To meet compliance during the three-year conversion phase, companies will have to follow a two-step process when converting foreign currencies like the dollar to local European currencies. Instead of converting straight from the dollar to the German mark, for example, a firm will first convert from the dollar to the euro, and
then use the fixed mark-euro exchange rate to get to the mark.

Kugel says there are few solid estimates yet on how much the overall problem will cost to fix, but he says that it will soar to billions of dollars. He expects the problem to be the biggest for mid-sized European companies that don't have large information technology staffs. Bigger companies will suffer too, of course. Many
firms are expected to take advantage of the changeover to scrap their entire software systems and buy new packages that are euro compliant. "There will also be fallout for U.S. multinationals," he notes.

How can you invest in this theme? Kugel recommends looking for companies that offer consulting as well as packaged applications. Four software companies in the field that Kugel likes are Baan (NASDAQ: BAANF), a Dutch company; the Germany-based SAP A.G. (NASDAQ: SAPHY); and the American companies PeopleSoft (NASDAQ: PSFT) and Hyperion (NASDAQ: HYSW).

Three of them look fairly pricey, given the recent run up in tech stocks. So it may be worthwhile to wait for them to pull back. Baan, for example, has a forward price/earnings ratio of 71 compared to a long-term growth rate of 44%. Likewise, PeopleSoft has a forward P/E of 66, compared to a growth rate of 46%. And SAP's 18% growth rate is dwarfed by its P/E of 66. Only Hyperion, with a P/E of 28 and growth rate of 28%, comes out with a ratio of one, a measure often used as a cutoff point when deciding whether stocks are over valued.

When investing in the conversion to the euro system, it is also important to keep the time table in mind. Many firms waited until the last minute to correct their Y2K problems. So you can expect that the biggest amount of spending on the Euro99 issue might occur just before deadlines arrive. There are three phases to the Euro conversion.
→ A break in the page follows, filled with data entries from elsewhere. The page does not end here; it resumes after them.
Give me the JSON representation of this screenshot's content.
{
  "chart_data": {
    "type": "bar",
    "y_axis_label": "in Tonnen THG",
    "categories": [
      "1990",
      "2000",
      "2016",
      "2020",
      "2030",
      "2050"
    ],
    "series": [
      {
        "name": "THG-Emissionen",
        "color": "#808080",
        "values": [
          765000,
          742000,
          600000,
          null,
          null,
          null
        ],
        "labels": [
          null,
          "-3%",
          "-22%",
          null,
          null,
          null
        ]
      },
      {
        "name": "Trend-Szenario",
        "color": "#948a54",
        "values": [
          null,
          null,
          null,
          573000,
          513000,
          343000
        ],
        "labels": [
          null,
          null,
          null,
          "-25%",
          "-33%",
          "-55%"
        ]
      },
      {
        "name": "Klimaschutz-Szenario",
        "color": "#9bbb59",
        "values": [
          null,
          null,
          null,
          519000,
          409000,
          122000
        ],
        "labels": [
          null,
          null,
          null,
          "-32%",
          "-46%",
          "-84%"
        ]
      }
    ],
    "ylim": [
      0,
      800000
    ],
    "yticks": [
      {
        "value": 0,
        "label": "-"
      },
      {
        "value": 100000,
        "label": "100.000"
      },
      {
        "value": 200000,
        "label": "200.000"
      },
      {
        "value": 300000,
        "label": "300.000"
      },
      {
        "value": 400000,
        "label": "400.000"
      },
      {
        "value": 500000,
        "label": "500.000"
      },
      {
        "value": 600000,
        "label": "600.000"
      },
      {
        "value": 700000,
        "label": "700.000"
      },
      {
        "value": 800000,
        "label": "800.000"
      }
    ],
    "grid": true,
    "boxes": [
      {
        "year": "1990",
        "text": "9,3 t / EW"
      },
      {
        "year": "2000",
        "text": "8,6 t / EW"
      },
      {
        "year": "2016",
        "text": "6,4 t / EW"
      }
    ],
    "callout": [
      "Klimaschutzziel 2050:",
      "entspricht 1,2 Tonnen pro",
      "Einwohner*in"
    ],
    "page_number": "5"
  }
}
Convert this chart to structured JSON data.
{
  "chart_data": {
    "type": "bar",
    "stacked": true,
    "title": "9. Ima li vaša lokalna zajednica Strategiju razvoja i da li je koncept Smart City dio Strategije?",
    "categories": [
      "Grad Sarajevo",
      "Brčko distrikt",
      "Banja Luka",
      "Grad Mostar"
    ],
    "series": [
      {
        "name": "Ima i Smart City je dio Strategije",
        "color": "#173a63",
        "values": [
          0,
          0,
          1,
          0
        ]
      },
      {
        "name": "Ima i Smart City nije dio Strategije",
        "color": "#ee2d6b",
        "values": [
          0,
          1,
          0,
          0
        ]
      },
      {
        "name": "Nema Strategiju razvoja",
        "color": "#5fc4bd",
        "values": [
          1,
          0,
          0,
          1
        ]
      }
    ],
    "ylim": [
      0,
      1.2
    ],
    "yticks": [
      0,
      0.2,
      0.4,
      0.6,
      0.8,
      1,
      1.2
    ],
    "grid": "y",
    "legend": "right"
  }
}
Phase I: On January 1, 1999, the euro will become the official "accounting unit" for the first countries that will join the system, and the exchange rates between the euro and their currencies will be locked in. The initial members will be selected in early May of this year. At first, eleven countries are expected to join -- most of the major European countries minus Denmark, Sweden, the UK and Greece. During this phase, payments between countries will be made in the euro, and government debt will be issued in the new currency. Local currencies will continue to circulate.

Phase II: That will change on January 1, 2002, when the euro will be put in circulation. This will require further software system upgrades because of changes in prices and taxes at the consumer and business levels.

Phase III: In the third phase, to begin six months later, all national currencies will be abolished.

When investing in the Euro99 theme, keep in mind that there are some risks involved. Chief among them: Unlike the year 2000, the switchover to the euro can be delayed if political opposition arises. At this point, however, few analysts think this is likely. Second, as with Y2K, some economists speculate that the conversion to the euro could cause enough confusion to cut into economic growth -- possibly
offsetting some of the very gains you had hoped to get from the increased spending to solve the problem. As the French say, plus ‡a change.